" At the door Fulkerson added: "By-the-way, the new man--the
fellow that's taken my old syndicate business--will want you to keep on;
but I guess he's going to try to beat you down on the price of the
letters. He's going in for retrenchment. I brought along a check for this
one; I'm to pay for that." He offered Beaton an envelope.

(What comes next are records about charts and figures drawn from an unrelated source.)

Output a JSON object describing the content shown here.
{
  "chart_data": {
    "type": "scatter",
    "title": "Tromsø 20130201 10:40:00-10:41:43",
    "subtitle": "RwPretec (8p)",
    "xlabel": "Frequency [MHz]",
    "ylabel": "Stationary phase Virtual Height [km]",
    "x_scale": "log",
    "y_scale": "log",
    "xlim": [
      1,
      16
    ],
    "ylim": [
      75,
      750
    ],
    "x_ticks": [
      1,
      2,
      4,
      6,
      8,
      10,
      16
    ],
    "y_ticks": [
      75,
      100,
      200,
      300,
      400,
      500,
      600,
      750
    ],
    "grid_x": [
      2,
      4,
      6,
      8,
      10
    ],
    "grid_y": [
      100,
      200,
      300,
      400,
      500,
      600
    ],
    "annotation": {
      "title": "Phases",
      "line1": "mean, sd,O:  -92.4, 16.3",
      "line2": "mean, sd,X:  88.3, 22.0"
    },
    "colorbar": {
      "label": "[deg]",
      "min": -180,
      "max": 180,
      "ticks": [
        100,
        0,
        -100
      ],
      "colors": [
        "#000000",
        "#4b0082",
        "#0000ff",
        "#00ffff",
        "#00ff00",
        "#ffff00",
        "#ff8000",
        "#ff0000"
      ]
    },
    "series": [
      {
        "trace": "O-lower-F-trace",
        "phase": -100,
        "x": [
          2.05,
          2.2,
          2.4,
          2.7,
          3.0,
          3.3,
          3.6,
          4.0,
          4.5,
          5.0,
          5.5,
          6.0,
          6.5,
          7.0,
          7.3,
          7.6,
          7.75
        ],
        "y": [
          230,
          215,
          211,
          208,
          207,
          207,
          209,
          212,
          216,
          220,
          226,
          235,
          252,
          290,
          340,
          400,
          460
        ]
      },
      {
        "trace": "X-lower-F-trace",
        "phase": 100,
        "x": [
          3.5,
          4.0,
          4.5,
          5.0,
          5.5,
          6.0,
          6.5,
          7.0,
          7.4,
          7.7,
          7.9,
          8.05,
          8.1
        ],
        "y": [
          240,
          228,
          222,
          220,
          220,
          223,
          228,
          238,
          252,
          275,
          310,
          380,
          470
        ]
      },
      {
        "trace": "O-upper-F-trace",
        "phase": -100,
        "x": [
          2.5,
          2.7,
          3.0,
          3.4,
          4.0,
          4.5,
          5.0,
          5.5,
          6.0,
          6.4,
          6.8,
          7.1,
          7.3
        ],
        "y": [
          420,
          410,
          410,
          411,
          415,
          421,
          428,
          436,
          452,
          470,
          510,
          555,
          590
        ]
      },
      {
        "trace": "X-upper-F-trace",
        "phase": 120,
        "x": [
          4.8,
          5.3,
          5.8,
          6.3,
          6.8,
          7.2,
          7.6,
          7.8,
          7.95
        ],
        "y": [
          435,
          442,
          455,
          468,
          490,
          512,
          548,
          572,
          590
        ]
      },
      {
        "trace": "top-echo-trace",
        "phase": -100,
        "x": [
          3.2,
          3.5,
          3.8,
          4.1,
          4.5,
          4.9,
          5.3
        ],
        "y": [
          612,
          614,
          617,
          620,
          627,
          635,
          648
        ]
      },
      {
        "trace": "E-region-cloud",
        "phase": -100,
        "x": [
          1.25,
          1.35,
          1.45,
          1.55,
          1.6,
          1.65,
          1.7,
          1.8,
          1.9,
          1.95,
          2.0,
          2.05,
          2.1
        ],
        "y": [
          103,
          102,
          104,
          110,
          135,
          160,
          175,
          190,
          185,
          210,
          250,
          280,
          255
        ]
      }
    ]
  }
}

"I can't take it, Fulkerson. The letter's paid for already." Fulkerson
stepped forward and laid the envelope on the table among the tubes of
paint.
"It isn't the letter merely. I thought you wouldn't object to a little
advance on your 'Every Other Week' work till you kind of got started."
Beaton remained inflexible. "It can't be done, Fulkerson. Don't I tell
you I can't sell myself out to a thing I don't believe in? Can't you
understand that?"
"Oh yes; I can understand that first-rate. I don't want to buy you; I
want to borrow you. It's all right. See? Come round when you can; I'd
like to introduce you to old March. That's going to be our address." He
put a card on the table beside the envelope, and Beaton allowed him to go
without making him take the check back. He had remembered his father's
plea; that unnerved him, and he promised himself again to return his
father's poor little check and to work on that picture and give it to
Fulkerson for the check he had left and for his back debts.